The chart below shows the S&P 500 move up from 2009 lows. Elliott Wave tells us that moves in the direction of trend should be comprised of five moves called waves. While we cannot say now that this is the correct interpretation, it is plausible and there are many reasons to think that it is currently the best available interpretation.


The point to observe here is that if we’re already in the fifth wave (that portion that starts at the “IV” label and continues up toward the “V” label then the move is late in development so additional upside could be limited.

In general, one expects that V will end above III so there’s a reason to look higher, but technically it doesn’t need to.

Elliott Wave patterns unfold in all time-frames therefore the move up from IV to V is also expected to have five waves. The hourly chart below shows this move in detail and my best interpretation of how to count the waves.

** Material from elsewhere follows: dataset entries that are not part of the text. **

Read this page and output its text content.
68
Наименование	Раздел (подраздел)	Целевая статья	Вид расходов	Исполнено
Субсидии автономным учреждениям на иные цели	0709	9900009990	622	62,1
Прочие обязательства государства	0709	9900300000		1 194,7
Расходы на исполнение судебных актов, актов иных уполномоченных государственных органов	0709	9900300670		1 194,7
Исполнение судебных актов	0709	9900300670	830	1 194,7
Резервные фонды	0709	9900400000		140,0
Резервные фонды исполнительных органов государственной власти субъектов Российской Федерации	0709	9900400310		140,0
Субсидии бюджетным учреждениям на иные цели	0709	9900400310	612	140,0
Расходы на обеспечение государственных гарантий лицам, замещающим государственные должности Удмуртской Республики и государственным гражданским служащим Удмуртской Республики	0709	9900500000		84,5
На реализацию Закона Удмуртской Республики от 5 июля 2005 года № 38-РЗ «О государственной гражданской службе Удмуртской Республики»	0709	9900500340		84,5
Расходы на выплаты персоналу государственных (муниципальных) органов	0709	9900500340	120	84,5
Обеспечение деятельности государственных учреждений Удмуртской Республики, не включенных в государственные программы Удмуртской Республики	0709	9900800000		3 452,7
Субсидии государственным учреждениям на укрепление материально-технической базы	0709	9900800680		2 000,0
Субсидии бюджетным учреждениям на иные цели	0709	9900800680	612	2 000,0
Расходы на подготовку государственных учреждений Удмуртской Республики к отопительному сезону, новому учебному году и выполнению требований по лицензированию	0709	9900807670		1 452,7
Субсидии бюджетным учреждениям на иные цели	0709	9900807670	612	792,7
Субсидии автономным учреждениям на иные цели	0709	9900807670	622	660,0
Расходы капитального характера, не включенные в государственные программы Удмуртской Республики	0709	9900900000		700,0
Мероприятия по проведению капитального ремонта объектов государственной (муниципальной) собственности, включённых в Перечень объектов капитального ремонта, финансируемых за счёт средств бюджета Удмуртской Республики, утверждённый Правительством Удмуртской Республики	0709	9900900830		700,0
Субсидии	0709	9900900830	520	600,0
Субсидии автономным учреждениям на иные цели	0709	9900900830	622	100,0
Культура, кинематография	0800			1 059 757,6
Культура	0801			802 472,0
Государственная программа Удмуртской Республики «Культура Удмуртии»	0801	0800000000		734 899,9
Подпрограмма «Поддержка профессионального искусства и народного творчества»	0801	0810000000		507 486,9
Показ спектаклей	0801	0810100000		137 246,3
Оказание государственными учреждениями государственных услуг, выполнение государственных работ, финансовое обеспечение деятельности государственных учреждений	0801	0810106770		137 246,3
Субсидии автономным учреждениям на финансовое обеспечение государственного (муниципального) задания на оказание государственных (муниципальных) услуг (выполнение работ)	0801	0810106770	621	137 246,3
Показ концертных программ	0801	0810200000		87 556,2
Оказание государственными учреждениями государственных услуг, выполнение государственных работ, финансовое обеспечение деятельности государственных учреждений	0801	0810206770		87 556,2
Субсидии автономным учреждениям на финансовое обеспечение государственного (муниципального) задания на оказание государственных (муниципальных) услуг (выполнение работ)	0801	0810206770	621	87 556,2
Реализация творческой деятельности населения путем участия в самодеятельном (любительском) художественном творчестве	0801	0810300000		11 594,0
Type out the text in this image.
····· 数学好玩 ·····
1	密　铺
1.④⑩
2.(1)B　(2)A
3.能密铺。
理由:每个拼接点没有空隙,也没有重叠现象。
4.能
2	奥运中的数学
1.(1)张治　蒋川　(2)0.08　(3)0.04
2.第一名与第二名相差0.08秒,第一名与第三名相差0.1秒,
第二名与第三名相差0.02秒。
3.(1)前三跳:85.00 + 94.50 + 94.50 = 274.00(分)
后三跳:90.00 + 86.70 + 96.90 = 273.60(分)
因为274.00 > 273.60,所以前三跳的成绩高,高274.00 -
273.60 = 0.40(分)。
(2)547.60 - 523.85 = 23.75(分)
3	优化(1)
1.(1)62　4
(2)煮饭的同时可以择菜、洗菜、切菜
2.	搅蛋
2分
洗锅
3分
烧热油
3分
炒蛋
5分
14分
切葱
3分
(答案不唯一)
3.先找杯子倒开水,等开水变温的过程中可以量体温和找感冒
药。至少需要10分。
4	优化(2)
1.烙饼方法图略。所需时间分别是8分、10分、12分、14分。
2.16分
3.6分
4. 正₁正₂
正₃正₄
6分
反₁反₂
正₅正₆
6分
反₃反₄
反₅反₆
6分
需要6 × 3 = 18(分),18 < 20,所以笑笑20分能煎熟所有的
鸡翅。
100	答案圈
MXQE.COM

Again, there is no way to know ahead of time if this is right, but it fits all the evidence and since it is plausible it argues that the move is becoming mature.

As we get into fifth waves, moves become more difficult, volume typically dries up, and fewer and fewer stocks tend to participate in rallies. Overall, these tend to be more difficult environments to trade. While it is too early to conclude that a high is in. However, in my opinion, there is less potential upside to new bullish trades.